Revocable Living Trusts - Taxes on Reinvested Dividends

Ok , so my two cents worth nothing with todays inflation, your still alive. Set up the trust. Not knowing your assets, have it read that for the first 5 years she gets all the dividands from the assets, maintains the trust, and files taxes for the trust through an accountant. The latter gets paid for from the trust. Yea, she could probably get away with a little extra here and there, but dought it. And , here is the point I had to convince myself of, who cares, I am taking a dirt nap.

After 5 years, give her 20 percent of whats left. Or just give peices away to charety and her after 5 years. The main part is that you want here to get some money, and some to charity.
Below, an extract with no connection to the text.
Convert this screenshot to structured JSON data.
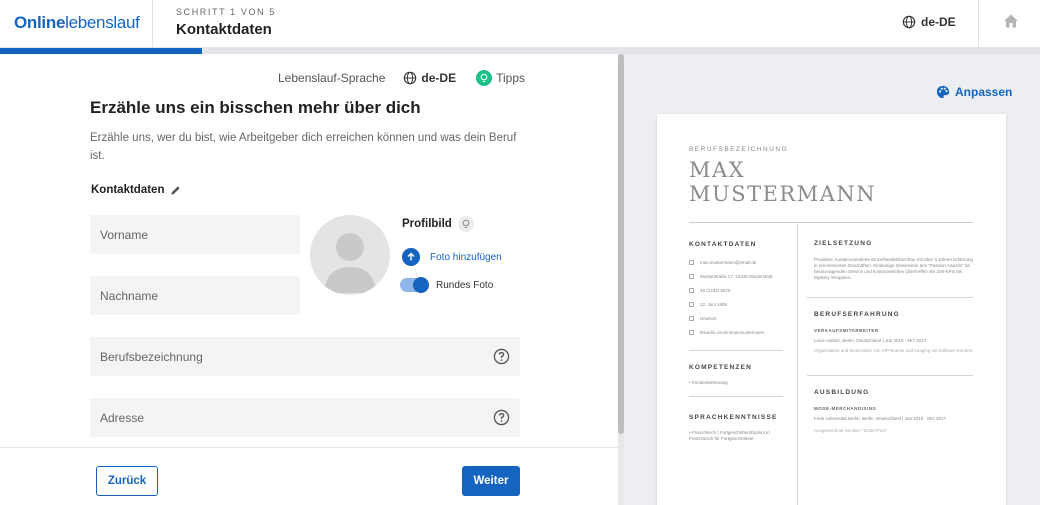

So , set some markers. Leave a basic plan on how to invest stuff , if that dosen't work, robo advisor. You can only do so much. I am doing the same now, trustee is my ex wife and my freind. I set some rules, but you cant think of everything. My stuff has to be left to my 12 yo, but she needs a guardian, so for now its my ex. Things change in the future I can change the trust.
 
Revocable trusts pass income through. You use your SSN on accounts. Don't over-complicate things. Very basic and simple. You'll pay the same income tax rates in an RLT or not in one.

Also, the advice to use TODs is great for death but doesn't do much for disability/incapacity so always make sure you have that adequately covered. Most people do not. POAs are generally not valid for real estate unless specific and bank accounts unless bank specific form.
 
POAs are generally not valid for real estate unless specific and bank accounts unless bank specific form.

There is some model law which my state has adopted that basically provides a POA template and defines what each power means. It also says that all institutions generally have to recognize the state template POA or face penalties.

I signed one the other day but put some springing language into it. I need to inform my POA designees about it.
 
Mid 50s. No kids. Longtime relationship (10+ years) but unlikely to ever marry. Low income earner. So, I want to create an income stream for her via dividends and cap gains from the Trust - preferably where she can never touch principle - and have the remaining $$s go to charity after she passes (since she will not have kids and likely still be single). I also want to protect the principle from some unscrupulous guy who may say 'wow..she inherited some coin..I think I'll marry and divorce her and walk off with half"..heck, I'm not even 100% sure Mr. long-term relationship guy doesn't already have that in mind and isn't just playing the long game..

I'll definitely have to dig in more to what it would mean if she were the Trustee..

Well, that depends on state law.

Here as long as inherited money is kept separate (i.e. don't deposit in any joint accounts) it remains separate property, so no need for a trust.
 
Not very complicated at all (full disclosure: I'm a retired CPA and did some tax practice from 1977-1980). 1041 is 3 pages but basic, Sch D is 2 pages and K-1 is 1 page and many years I don't have a Schedule D. I have an Excel template that I input the 1099-DIV, 1099-INT and 1099-B numbers into that maps to the relevant lines on the tax return and I download that year's pdf for forms from irs.gov and fill them out, print them, sign and mail. I'm guessing 1-2 hours now that I've done it for 17 years.

Can you elaborate on the protections that trusts would provide for your kids? Similar to you we have virtually everything with beneficiary designations to the kids for financial accounts and enhanced life estate deeds for real property.

24601, just as described above by pb4uski it is not that hard once you understand the basic process. Look up IRS form 1041 and the associated schedules and K-1. Learn how they work and it will not be so intimidating as it seems now.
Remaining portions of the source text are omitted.